Alien Phenomenology: add ecology and stir
Though it may not be quite true that Environmental Critique has declared its love for object-oriented ontology, EC certainly speaks to strange strangers and dabbles in “carpentry.” In that spirit I offer a “tiny” (as opposed to lofty) review of Ian Bogost’s Alien Phenomenology, Or What It’s Like to Be a Thing, released this month on University of Minnesota Press (posthumanities series). (The connections to stated EC interests here are mostly implicit, but I solicit comments to make them explicit.) Ian was kind enough to send me a PDF about the time I published my “Babooon Metaphysics” post (and suggested the title as I recall), and I am grateful for the e-copy because it’s so good about search and seizure; however, I am also very happy that I bought a hard copy. The colored plates are wonderful, as is the general look and feel of the book . . . as is the price: $13.95. Yes, I am peddling the book . . . I’m a blog post.

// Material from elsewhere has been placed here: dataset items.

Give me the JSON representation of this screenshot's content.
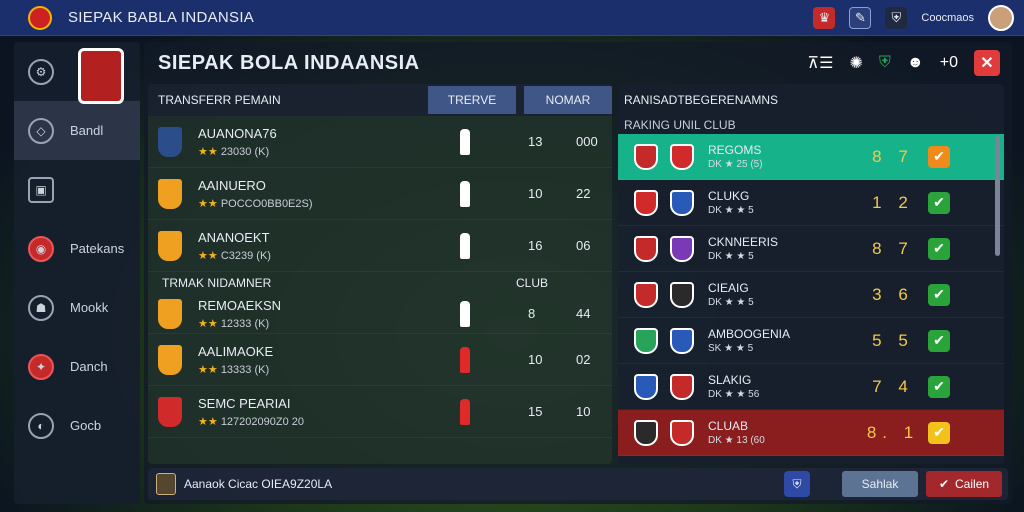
{
  "topbar": {
    "title": "SIEPAK BABLA INDANSIA",
    "user_label": "Coocmaos",
    "icons": [
      "trophy-icon",
      "edit-icon",
      "shield-icon"
    ]
  },
  "header": {
    "title": "SIEPAK BOLA INDAANSIA",
    "value": "+0",
    "icons": [
      "formation-icon",
      "gear-icon",
      "club-badge-icon",
      "player-icon"
    ]
  },
  "sidebar": {
    "items": [
      {
        "label": "",
        "icon": "stats-icon"
      },
      {
        "label": "Bandl",
        "icon": "ball-icon"
      },
      {
        "label": "",
        "icon": "trophy-icon"
      },
      {
        "label": "Patekans",
        "icon": "team-icon"
      },
      {
        "label": "Mookk",
        "icon": "transfer-icon"
      },
      {
        "label": "Danch",
        "icon": "match-icon"
      },
      {
        "label": "Gocb",
        "icon": "settings-icon"
      }
    ]
  },
  "transfer": {
    "title": "TRANSFERR PEMAIN",
    "tabs": [
      "TRERVE",
      "NOMAR"
    ],
    "section_label": "TRMAK NIDAMNER",
    "section_col": "CLUB",
    "rows": [
      {
        "name": "AUANONA76",
        "stat": "23030 (K)",
        "n1": "13",
        "n2": "000",
        "shield": "#2b4d8a",
        "fig": "#ffffff",
        "section": false
      },
      {
        "name": "AAINUERO",
        "stat": "POCCO0BB0E2S)",
        "n1": "10",
        "n2": "22",
        "shield": "#f0a020",
        "fig": "#ffffff",
        "section": false
      },
      {
        "name": "ANANOEKT",
        "stat": "C3239 (K)",
        "n1": "16",
        "n2": "06",
        "shield": "#f0a020",
        "fig": "#ffffff",
        "section": false
      },
      {
        "name": "REMOAEKSN",
        "stat": "12333 (K)",
        "n1": "8",
        "n2": "44",
        "shield": "#f0a020",
        "fig": "#ffffff",
        "section": true
      },
      {
        "name": "AALIMAOKE",
        "stat": "13333 (K)",
        "n1": "10",
        "n2": "02",
        "shield": "#f0a020",
        "fig": "#e02a2a",
        "section": false
      },
      {
        "name": "SEMC PEARIAI",
        "stat": "127202090Z0 20",
        "n1": "15",
        "n2": "10",
        "shield": "#d02a2a",
        "fig": "#e02a2a",
        "section": false
      }
    ]
  },
  "ranking": {
    "title": "RANISADTBEGERENAMNS",
    "subtitle": "RAKING UNIL CLUB",
    "rows": [
      {
        "name": "REGOMS",
        "stat": "DK ★ 25 (5)",
        "score": "8 7",
        "badge_a": "#c42a2a",
        "badge_b": "#d12a2a",
        "check": "orange",
        "highlight": "hl"
      },
      {
        "name": "CLUKG",
        "stat": "DK ★ ★ 5",
        "score": "1 2",
        "badge_a": "#d12a2a",
        "badge_b": "#2a5ab8",
        "check": "green",
        "highlight": ""
      },
      {
        "name": "CKNNEERIS",
        "stat": "DK ★ ★ 5",
        "score": "8 7",
        "badge_a": "#c42a2a",
        "badge_b": "#7a3ab8",
        "check": "green",
        "highlight": ""
      },
      {
        "name": "CIEAIG",
        "stat": "DK ★ ★ 5",
        "score": "3 6",
        "badge_a": "#c42a2a",
        "badge_b": "#2a2a2a",
        "check": "green",
        "highlight": ""
      },
      {
        "name": "AMBOOGENIA",
        "stat": "SK ★ ★ 5",
        "score": "5 5",
        "badge_a": "#2aa35a",
        "badge_b": "#2a5ab8",
        "check": "green",
        "highlight": ""
      },
      {
        "name": "SLAKIG",
        "stat": "DK ★ ★ 56",
        "score": "7 4",
        "badge_a": "#2a5ab8",
        "badge_b": "#c42a2a",
        "check": "green",
        "highlight": ""
      },
      {
        "name": "CLUAB",
        "stat": "DK ★ 13 (60",
        "score": "8. 1",
        "badge_a": "#2a2a2a",
        "badge_b": "#c42a2a",
        "check": "yellow",
        "highlight": "hl2"
      }
    ]
  },
  "footer": {
    "text": "Aanaok Cicac OIEA9Z20LA",
    "save_label": "Sahlak",
    "cancel_label": "Cailen"
  }
}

Alien Phenomenology is a succinct exploration of object-oriented ontology (OOO) in conversation with posthuman phenomenology. “If ontology is the philosophical study of existence” Bogost explains, “OOO puts things at the center of being. We humans are elements, but not the sole elements, of philosophical interest” (6). Similarly, phenomenology, “the area of metaphysics concerned with how stuff appears to beings,” is uncoupled from consciousness, which privileges the mechanisms by which human beings in particular attempt to grasp objects (32). Alien Phenomenology extends OOO and posthuman phenomenology through application—reading, writing, and otherwise “metaphorizing” a rich variety of objects in pop culture, personal memory, junk food, video games, old jokes, expensive cakes, plastic fruit, etc. Bogost is partial to Graham Harman and Bruno Latour throughout, and to the computer “as prompt” (9). Geeks (I use the term reverently) will swoon. Non geeks will also find much of value and interest, including the sections on Atari VCS graphics.